Il nous est arrivé de nous demander, dans certaines situations, pourquoi les internautes s’étaient tournés vers le site plutôt que vers leur thérapeute habituel ou les urgences. Peut-être son accessibilité, visible sur les réseaux sociaux, dans le monde entier francophone, gratuit et atteignable en un ou deux clics, facilitait leurs démarches. L’anonymat et la confidentialité
d’échanges virtuels, favorisés par le chat, ou même l’appel téléphonique qui évitait l’affrontement des regards, permettait également d’amorcer plus simplement la conversation.
Comme si l’ordinateur désincarnait la figure du psy, consultable à la maison et à la demande. Comme si cette fausse virtualité ouvrait une porte vers la banalisation du soutien psychologique, le rendant plus accessible pour tout un chacun.
Conclusion
La santé mentale a été durement éprouvée tout au long de cette période anxiogène provoquée par la crise sanitaire. Car comment consulter son thérapeute lorsque le compte à rebours quotidien des morts paralyse toute sortie ? Lorsque les forces de l’ordre contrôlent et sanctionnent ? Lorsque certains centres de consultation sont fermés ou que leurs soignants sont masqués, à l’autre bout du bureau, comme étrangers ?

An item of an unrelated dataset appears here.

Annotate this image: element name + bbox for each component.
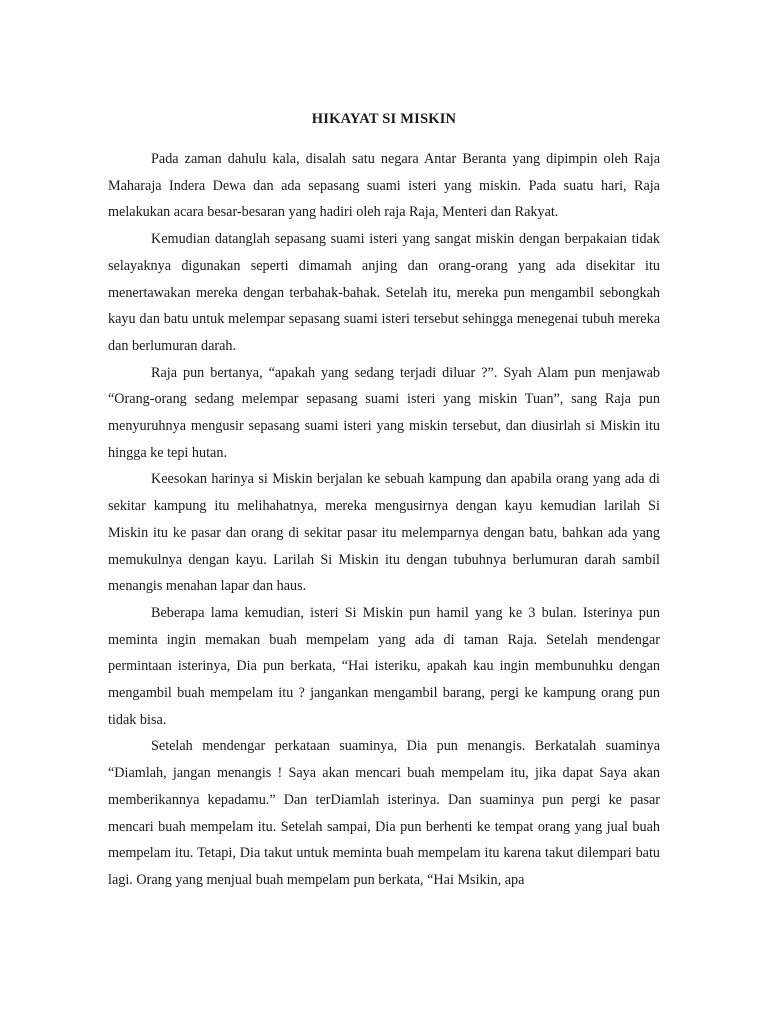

Les moyens pour prendre en charge la souffrance psychique ont dû se déplacer en ces temps de pandémie. C’est ce que c19.info/fr/psy a réalisé, révolutionnant le paysage de la psychiatrie traditionnelle, à l’aide de l’intelligence artificielle, faisant travailler conjointement ingénieurs et médecins, somaticiens et psychologues/psychiatres. Du début du confinement à un mois après le déconfinement, nous avons ainsi pu accompagner la population française, dont nous faisions également partie, formant une chaîne de solidarité qui a permis de renouveler les moyens de soutien psychologique ou psychiatrique.
Les personnes se sont tournées plus facilement vers un site en ligne, à distance, anonymes, sans étiquette ni le regard des autres braqué sur eux. Finalement, de la même manière qu’il était difficile de nous positionner concernant la nomination « patient », « visiteur », « internaute », le distinguo l’était tout autant concernant la place de la plateforme entre soutien, accueil, conseil, orientation et téléconsultation. c19.info a été tout à la fois.
La souplesse de notre organisation, en ligne, adaptable et disponible immédiatement, pourrait être déployée systématiquement en cas d’événement générant une crise (pandémie, catastrophe naturelle, attentat, guerre…), réquisitionnant une pratique de la psychiatrie en urgence, à grande échelle. Mais aussi, en dehors de situations extrêmes où le besoin de parler est impérieux, c19.info rend plus accessible les soins psychiques, nécessaires en tout temps et en tout lieu, tout en démystifiant la notion de folie et l’idée de parler à un psy. Les frontières entre normal et pathologique s’estompent, et avec elles les limites géographiques entre les lieux de soins, c19.info proposant une aide au plus proche de la population, depuis son domicile.